Rare Inherited Anaemias
About this PSP
There are very few treatments available for rare inherited anaemias. In some cases there is no treatment at all. Sometimes all that is available is blood transfusions. Because these conditions are very rare, there is very little research being done about them.
The specific anaemias that this PSP is worked with are:
Diamond-Blackfan Anaemia, Congenital Dyserythropoietic Anaemia, Congenital Sideroblastic Anaemia, Red Cell Membrane Disorders, Red Cell Enzyme Disorders, Transfusion-Dependent Unexplained Inherited Anaemias.
Dr NoƩmi Roy, the clinical research fellow who lead the PSP, said:
"This has changed how I practice medicine. It has changed my understanding of what it means to listen to patients. It has changed the language I use when I speak with them. Most importantly it has changed my vision of how to deliver the care we give them. It has made it our vision."
The Rare Inherited Anaemias PSP published its Top 10 in June 2018.
Key documents
Top 10 Priorities
- Would a national formal network of clinicians with expertise and /or a national MDT (multidisciplinary team meeting) improve care for patients with rare inherited anaemias?
- Can the diagnostic pathways in rare inherited anaemias be improved to provide faster and more accurate diagnoses in a cost effective manner?
- Could an understanding of the cellular and molecular processes in red blood cell production lead to new treatments?
- Could the need for iron chelation be reduced? Could current approaches and monitoring be improved?
- How do existing drugs for rare inherited anaemias work? Could this understanding lead to new treatments and new ways of delivering treatments?
- How can the fatigue of severe anaemia be managed (apart from blood transfusions)?
- Would a register of all rare inherited anaemia patients in the UK (including data and samples) improve care?
- How is quality of life affected by rare anaemia and its treatment? How could this be improved for patients?
- What factors indicate that a person with a rare inherited anaemia needs a transfusion, and what is the best regime to maintain safety and quality of life?
- How can high quality care be sustained throughout a patient's lifetime (e.g. from child to adult and into old age)?
The following questions were also discussed and put in order of priority at the workshop:
- Are there existing drugs for anaemias (or other conditions) that could be used to treat rare inherited anaemias?
- Could therapies that repair faulty genes cure rare inherited anaemias?
- How can we predict which patients will respond to particular treatments and tailor treatments to the individual?
- What are the psychological impacts of rare anaemias on patients and their families?
- What are the long-term side effects of treatment and how can they be reduced?
- What are the social impacts (on education, work-life and income) of rare inherited anaemia?
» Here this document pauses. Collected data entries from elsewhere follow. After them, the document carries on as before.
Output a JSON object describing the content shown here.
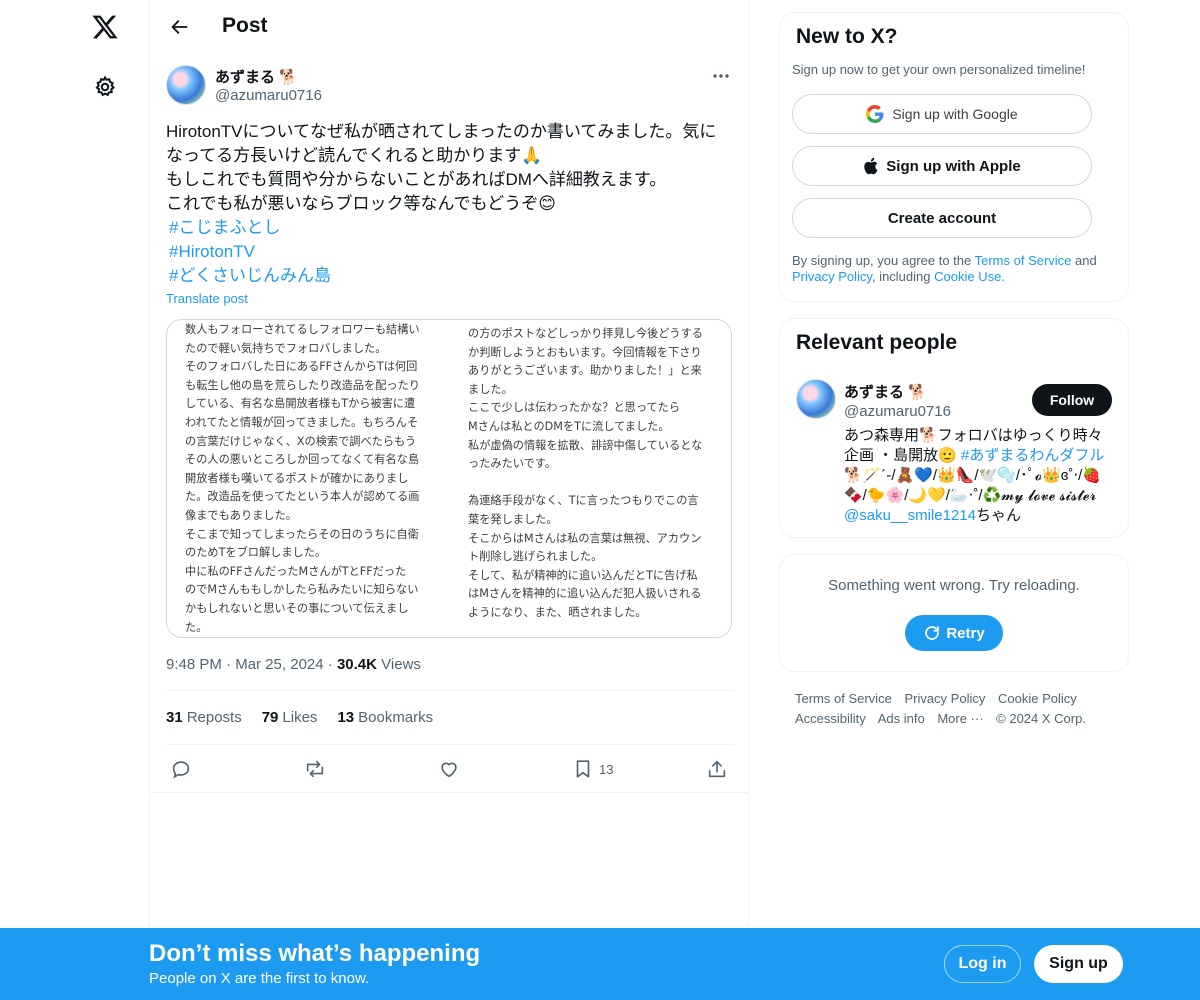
{
  "nav": {
    "logo_icon": "x-logo-icon",
    "settings_icon": "gear-icon"
  },
  "header": {
    "title": "Post",
    "back_icon": "arrow-left-icon"
  },
  "post": {
    "author_name": "あずまる 🐕",
    "author_handle": "@azumaru0716",
    "text": "HirotonTVについてなぜ私が晒されてしまったのか書いてみました。気に\nなってる方長いけど読んでくれると助かります🙏\nもしこれでも質問や分からないことがあればDMへ詳細教えます。\nこれでも私が悪いならブロック等なんでもどうぞ😊",
    "hashtags": [
      "#こじまふとし",
      "#HirotonTV",
      "#どくさいじんみん島"
    ],
    "translate": "Translate post",
    "image_text_left": "数人もフォローされてるしフォロワーも結構い\nたので軽い気持ちでフォロバしました。\nそのフォロバした日にあるFFさんからTは何回\nも転生し他の島を荒らしたり改造品を配ったり\nしている、有名な島開放者様もTから被害に遭\nわれてたと情報が回ってきました。もちろんそ\nの言葉だけじゃなく、Xの検索で調べたらもう\nその人の悪いところしか回ってなくて有名な島\n開放者様も嘆いてるポストが確かにありまし\nた。改造品を使ってたという本人が認めてる画\n像までもありました。\nそこまで知ってしまったらその日のうちに自衛\nのためTをブロ解しました。\n中に私のFFさんだったMさんがTとFFだった\nのでMさんももしかしたら私みたいに知らない\nかもしれないと思いその事について伝えまし\nた。",
    "image_text_right": "の方のポストなどしっかり拝見し今後どうする\nか判断しようとおもいます。今回情報を下さり\nありがとうございます。助かりました！」と来\nました。\nここで少しは伝わったかな？と思ってたら\nMさんは私とのDMをTに流してました。\n私が虚偽の情報を拡散、誹謗中傷しているとな\nったみたいです。\n\n為連絡手段がなく、Tに言ったつもりでこの言\n葉を発しました。\nそこからはMさんは私の言葉は無視、アカウン\nト削除し逃げられました。\nそして、私が精神的に追い込んだとTに告げ私\nはMさんを精神的に追い込んだ犯人扱いされる\nようになり、また、晒されました。",
    "time": "9:48 PM",
    "date": "Mar 25, 2024",
    "views_count": "30.4K",
    "views_label": "Views",
    "reposts_count": "31",
    "reposts_label": "Reposts",
    "likes_count": "79",
    "likes_label": "Likes",
    "bookmarks_count": "13",
    "bookmarks_label": "Bookmarks",
    "bookmark_action_count": "13"
  },
  "signup_card": {
    "title": "New to X?",
    "subtitle": "Sign up now to get your own personalized timeline!",
    "google": "Sign up with Google",
    "apple": "Sign up with Apple",
    "create": "Create account",
    "terms_prefix": "By signing up, you agree to the ",
    "terms_link": "Terms of Service",
    "terms_and": " and",
    "privacy_link": "Privacy Policy",
    "terms_including": ", including ",
    "cookie_link": "Cookie Use."
  },
  "relevant": {
    "title": "Relevant people",
    "name": "あずまる 🐕",
    "handle": "@azumaru0716",
    "follow": "Follow",
    "bio_1": "あつ森専用🐕フォロバはゆっくり時々企画 ・島開放🫡 ",
    "bio_tag": "#あずまるわんダフル",
    "bio_2": " 🐕🪄´-/🧸💙/👑👠/🕊️🫧/･ﾟ𝓸👑ɞ˚‧/🍓🍫/🐤🌸/🌙💛/🦢‧˚/♻️𝓶𝔂 𝓵𝓸𝓿𝓮 𝓼𝓲𝓼𝓽𝓮𝓻 ",
    "bio_mention": "@saku__smile1214",
    "bio_3": "ちゃん"
  },
  "error_card": {
    "message": "Something went wrong. Try reloading.",
    "retry": "Retry"
  },
  "footer": [
    "Terms of Service",
    "Privacy Policy",
    "Cookie Policy",
    "Accessibility",
    "Ads info",
    "More ···",
    "© 2024 X Corp."
  ],
  "banner": {
    "title": "Don’t miss what’s happening",
    "subtitle": "People on X are the first to know.",
    "login": "Log in",
    "signup": "Sign up"
  },
  "colors": {
    "accent": "#1d9bf0",
    "text": "#0f1419",
    "muted": "#536471",
    "border": "#eff3f4"
  }
}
How can these be improved?
- What are the precise genetic mutations causing different types of rare inherited anaemia and variation between people with the same type of rare inherited anaemia?
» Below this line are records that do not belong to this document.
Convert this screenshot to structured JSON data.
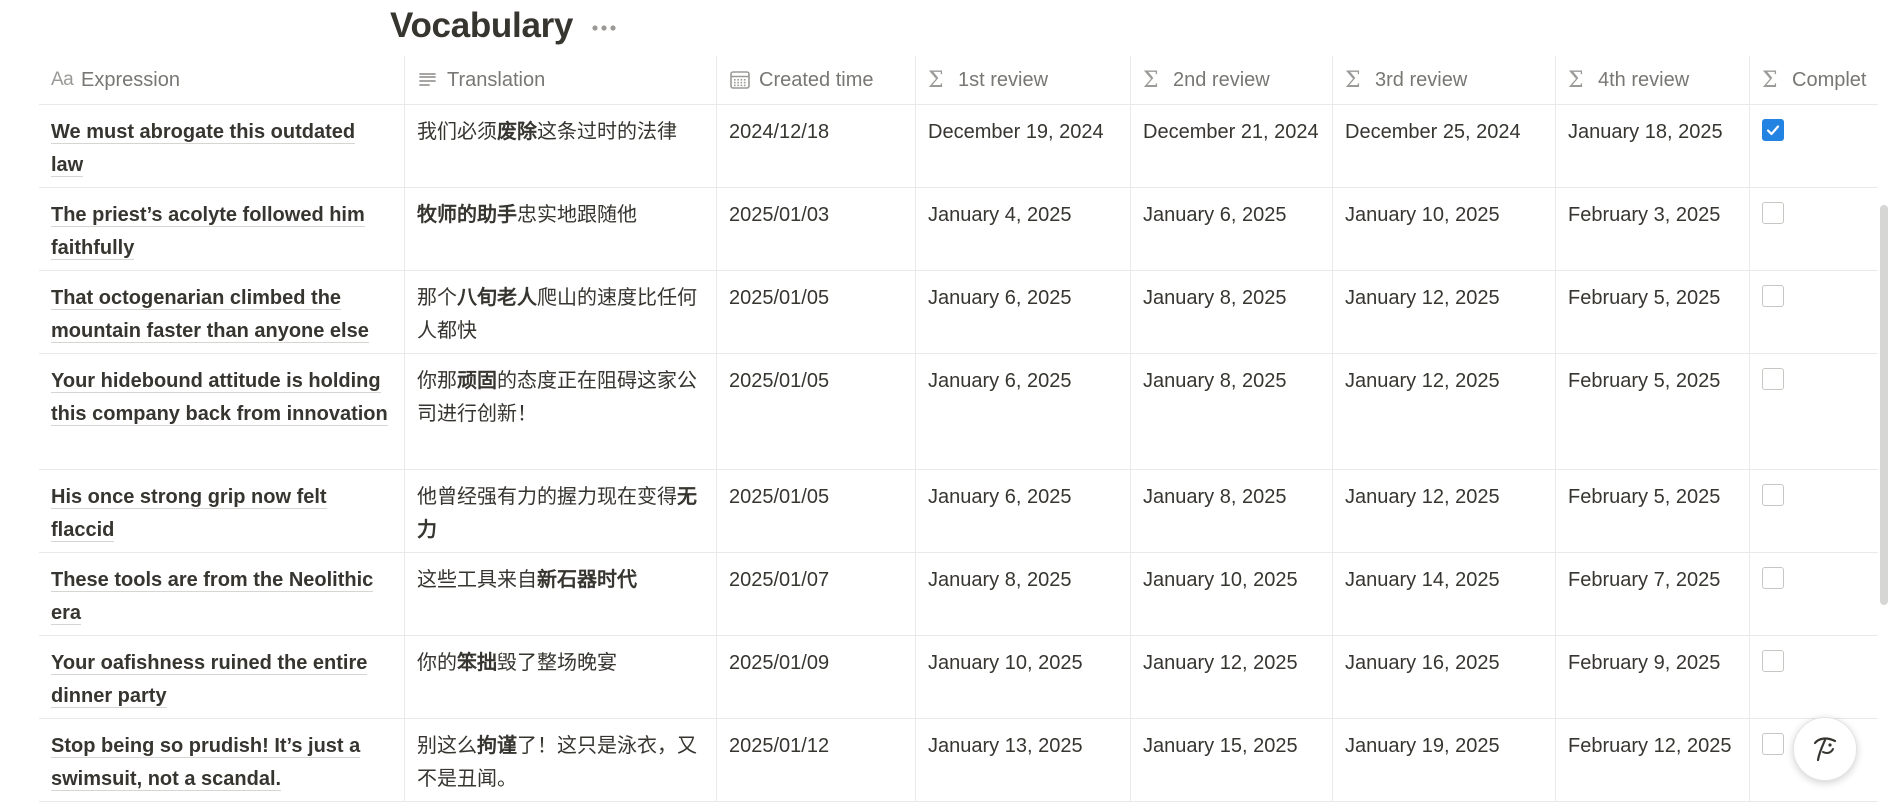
{
  "page": {
    "title": "Vocabulary"
  },
  "colors": {
    "accent": "#2383e2",
    "text": "#37352f",
    "muted": "#787774",
    "border": "#e9e9e7"
  },
  "columns": [
    {
      "label": "Expression",
      "icon": "title-property-icon"
    },
    {
      "label": "Translation",
      "icon": "text-property-icon"
    },
    {
      "label": "Created time",
      "icon": "calendar-icon"
    },
    {
      "label": "1st review",
      "icon": "formula-icon"
    },
    {
      "label": "2nd review",
      "icon": "formula-icon"
    },
    {
      "label": "3rd review",
      "icon": "formula-icon"
    },
    {
      "label": "4th review",
      "icon": "formula-icon"
    },
    {
      "label": "Complet",
      "icon": "formula-icon"
    }
  ],
  "rows": [
    {
      "expression": "We must abrogate this outdated law",
      "translation": [
        [
          "我们必须",
          0
        ],
        [
          "废除",
          1
        ],
        [
          "这条过时的法律",
          0
        ]
      ],
      "created": "2024/12/18",
      "r1": "December 19, 2024",
      "r2": "December 21, 2024",
      "r3": "December 25, 2024",
      "r4": "January 18, 2025",
      "complete": true
    },
    {
      "expression": "The priest’s acolyte followed him faithfully",
      "translation": [
        [
          "牧师的助手",
          1
        ],
        [
          "忠实地跟随他",
          0
        ]
      ],
      "created": "2025/01/03",
      "r1": "January 4, 2025",
      "r2": "January 6, 2025",
      "r3": "January 10, 2025",
      "r4": "February 3, 2025",
      "complete": false
    },
    {
      "expression": "That octogenarian climbed the mountain faster than anyone else",
      "translation": [
        [
          "那个",
          0
        ],
        [
          "八旬老人",
          1
        ],
        [
          "爬山的速度比任何人都快",
          0
        ]
      ],
      "created": "2025/01/05",
      "r1": "January 6, 2025",
      "r2": "January 8, 2025",
      "r3": "January 12, 2025",
      "r4": "February 5, 2025",
      "complete": false
    },
    {
      "expression": "Your hidebound attitude is holding this company back from innovation",
      "translation": [
        [
          "你那",
          0
        ],
        [
          "顽固",
          1
        ],
        [
          "的态度正在阻碍这家公司进行创新！",
          0
        ]
      ],
      "created": "2025/01/05",
      "r1": "January 6, 2025",
      "r2": "January 8, 2025",
      "r3": "January 12, 2025",
      "r4": "February 5, 2025",
      "complete": false
    },
    {
      "expression": "His once strong grip now felt flaccid",
      "translation": [
        [
          "他曾经强有力的握力现在变得",
          0
        ],
        [
          "无力",
          1
        ]
      ],
      "created": "2025/01/05",
      "r1": "January 6, 2025",
      "r2": "January 8, 2025",
      "r3": "January 12, 2025",
      "r4": "February 5, 2025",
      "complete": false
    },
    {
      "expression": "These tools are from the Neolithic era",
      "translation": [
        [
          "这些工具来自",
          0
        ],
        [
          "新石器时代",
          1
        ]
      ],
      "created": "2025/01/07",
      "r1": "January 8, 2025",
      "r2": "January 10, 2025",
      "r3": "January 14, 2025",
      "r4": "February 7, 2025",
      "complete": false
    },
    {
      "expression": "Your oafishness ruined the entire dinner party",
      "translation": [
        [
          "你的",
          0
        ],
        [
          "笨拙",
          1
        ],
        [
          "毁了整场晚宴",
          0
        ]
      ],
      "created": "2025/01/09",
      "r1": "January 10, 2025",
      "r2": "January 12, 2025",
      "r3": "January 16, 2025",
      "r4": "February 9, 2025",
      "complete": false
    },
    {
      "expression": "Stop being so prudish! It’s just a swimsuit, not a scandal.",
      "translation": [
        [
          "别这么",
          0
        ],
        [
          "拘谨",
          1
        ],
        [
          "了！这只是泳衣，又不是丑闻。",
          0
        ]
      ],
      "created": "2025/01/12",
      "r1": "January 13, 2025",
      "r2": "January 15, 2025",
      "r3": "January 19, 2025",
      "r4": "February 12, 2025",
      "complete": false
    }
  ]
}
- What is the role of next generation sequencing (NGS) in the diagnostic pathway for rare inherited anaemias?
- Would a registry of patients help provide accurate data on the number of people affected by rare inherited anaemias in the UK?
- Are there biomarkers for rare anaemia? Could this be used to develop new treatments?
- What are the risks in pregnancy (for mother and child) for women with rare inherited anaemia?
- What factors determine which patients are best treated by bone marrow transplant?
- Could new technology (e.g. phone apps and wearable trackers) be used to support selfmanagement (e.g. to determine the need of transfusion)?
- Are there non-invasive ways of measuring blood haemoglobin levels that could be accurate enough to be used in clinical practice?
- What is the risk of cancer for people with rare inherited anaemia?